I created phab:T225007 today to track the need updating the Manual. Part of the issue that has happened here is explained (but maybe not well) on wikitech:News/Actor storage changes on the Wiki Replicas is that the Wiki Replica views have changed in advance of MediaWiki changes. I'm not 100% sure which patches have landed in the MediaWiki code base and which are still pending in Gerrit. There definitely is some documentation lag however because even if the legacy user fields have not been remove from MediaWiki core yet, the actor table and related fields have landed.
Subquery succeeds but Join times out
I'm trying to get some estimates of the prevalence of WP policy violations, but am seeing timeouts for queries that do joins.
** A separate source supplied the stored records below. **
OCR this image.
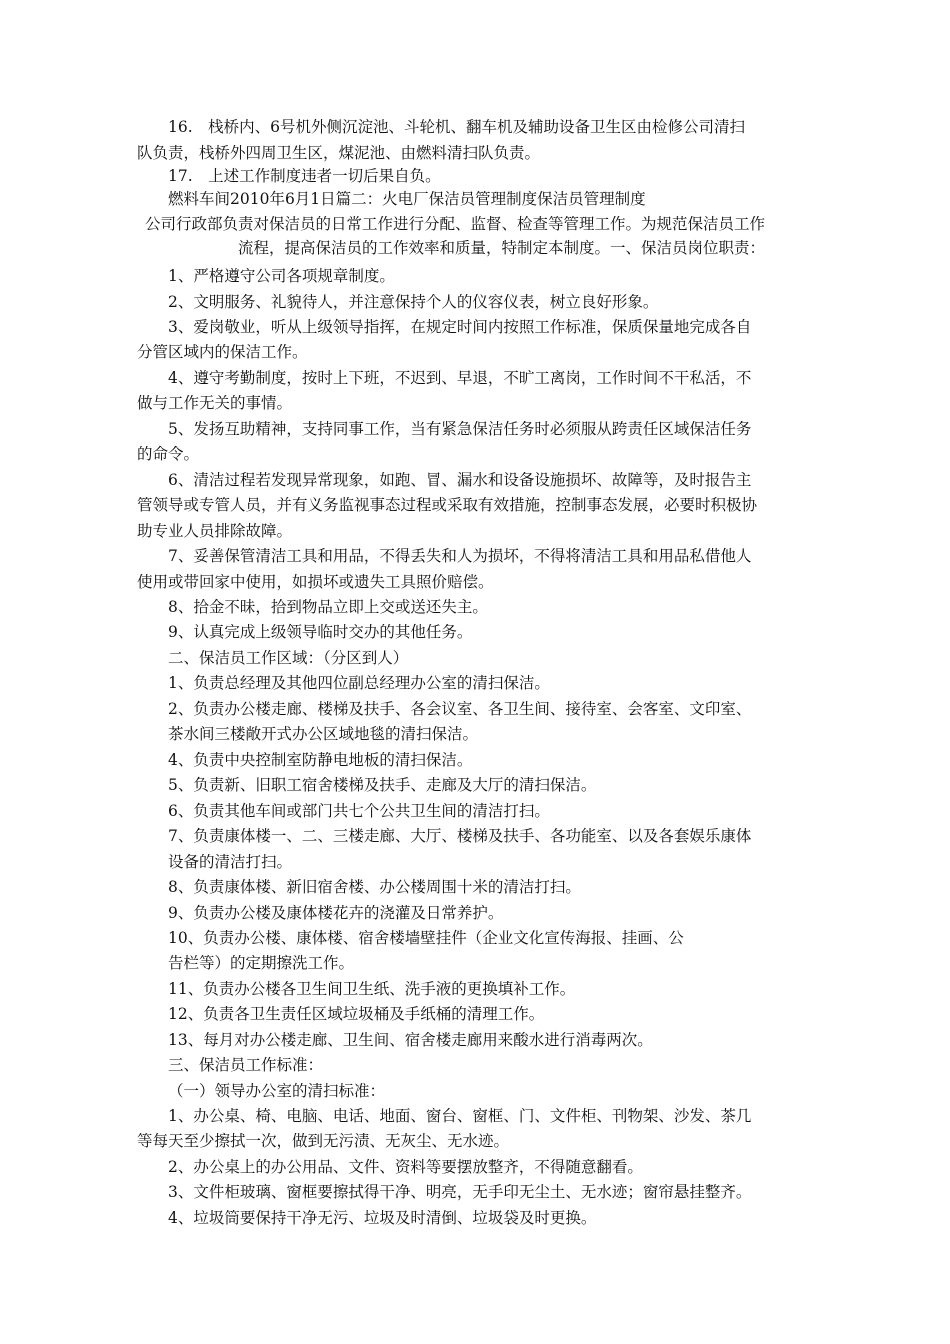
16.　栈桥内、6号机外侧沉淀池、斗轮机、翻车机及辅助设备卫生区由检修公司清扫
队负责，栈桥外四周卫生区，煤泥池、由燃料清扫队负责。
17.　上述工作制度违者一切后果自负。
燃料车间2010年6月1日篇二：火电厂保洁员管理制度保洁员管理制度
公司行政部负责对保洁员的日常工作进行分配、监督、检查等管理工作。为规范保洁员工作
流程，提高保洁员的工作效率和质量，特制定本制度。一、保洁员岗位职责：
1、严格遵守公司各项规章制度。
2、文明服务、礼貌待人，并注意保持个人的仪容仪表，树立良好形象。
3、爱岗敬业，听从上级领导指挥，在规定时间内按照工作标准，保质保量地完成各自
分管区域内的保洁工作。
4、遵守考勤制度，按时上下班，不迟到、早退，不旷工离岗，工作时间不干私活，不
做与工作无关的事情。
5、发扬互助精神，支持同事工作，当有紧急保洁任务时必须服从跨责任区域保洁任务
的命令。
6、清洁过程若发现异常现象，如跑、冒、漏水和设备设施损坏、故障等，及时报告主
管领导或专管人员，并有义务监视事态过程或采取有效措施，控制事态发展，必要时积极协
助专业人员排除故障。
7、妥善保管清洁工具和用品，不得丢失和人为损坏，不得将清洁工具和用品私借他人
使用或带回家中使用，如损坏或遗失工具照价赔偿。
8、拾金不昧，拾到物品立即上交或送还失主。
9、认真完成上级领导临时交办的其他任务。
二、保洁员工作区域：（分区到人）
1、负责总经理及其他四位副总经理办公室的清扫保洁。
2、负责办公楼走廊、楼梯及扶手、各会议室、各卫生间、接待室、会客室、文印室、
茶水间三楼敞开式办公区域地毯的清扫保洁。
4、负责中央控制室防静电地板的清扫保洁。
5、负责新、旧职工宿舍楼梯及扶手、走廊及大厅的清扫保洁。
6、负责其他车间或部门共七个公共卫生间的清洁打扫。
7、负责康体楼一、二、三楼走廊、大厅、楼梯及扶手、各功能室、以及各套娱乐康体
设备的清洁打扫。
8、负责康体楼、新旧宿舍楼、办公楼周围十米的清洁打扫。
9、负责办公楼及康体楼花卉的浇灌及日常养护。
10、负责办公楼、康体楼、宿舍楼墙壁挂件（企业文化宣传海报、挂画、公
告栏等）的定期擦洗工作。
11、负责办公楼各卫生间卫生纸、洗手液的更换填补工作。
12、负责各卫生责任区域垃圾桶及手纸桶的清理工作。
13、每月对办公楼走廊、卫生间、宿舍楼走廊用来酸水进行消毒两次。
三、保洁员工作标准：
（一）领导办公室的清扫标准：
1、办公桌、椅、电脑、电话、地面、窗台、窗框、门、文件柜、刊物架、沙发、茶几
等每天至少擦拭一次，做到无污渍、无灰尘、无水迹。
2、办公桌上的办公用品、文件、资料等要摆放整齐，不得随意翻看。
3、文件柜玻璃、窗框要擦拭得干净、明亮，无手印无尘土、无水迹；窗帘悬挂整齐。
4、垃圾筒要保持干净无污、垃圾及时清倒、垃圾袋及时更换。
SELECT page.page_title, revision.rev_id, mycomment.comment_text FROM (SELECT comment.comment_text, comment.comment_id FROM comment WHERE comment.comment_text RLIKE '[[:<:]]WP:(OUTING|PRIVACY|DOX)[[:>:]]' LIMIT 10) AS mycomment INNER JOIN revision ON revision.rev_comment_id = mycomment.comment_id INNER JOIN page on page.page_id = revision.rev_page;
The internal select statement finishes in a <cough> reasonable amount of time, but trying to use it in a join fails every time. Any suggestions on how to materialize the subselect perhaps?
SELECT page_title, rev_id, comment_text FROM page JOIN revision ON rev_page = page_id JOIN `comment` ON rev_comment_id = comment_id WHERE rev_comment_id IN (SELECT comment_id FROM `comment` AS c1 WHERE c1.comment_text RLIKE '[[:<:]]WP:(OUTING|PRIVACY|DOX)[[:>:]]') LIMIT 10;
Nope, that also times out see here https://quarry.wmflabs.org/query/36349
Hello, I am looking for articles with flaggedRevs boxes, is there any way to find them by http://quarry.wmflabs.org/?
Wikisource text layer encoding
Am I correct to assume that the text layer of a Wikisource page is encoded as UTF-8? Does this apply to all Wikipedia sites that contain text?
Yes and yes as far as I know. Citing Manual:$wgDBTableOptions: "MediaWiki internally always produces data in UTF-8 encoding to be saved in the database."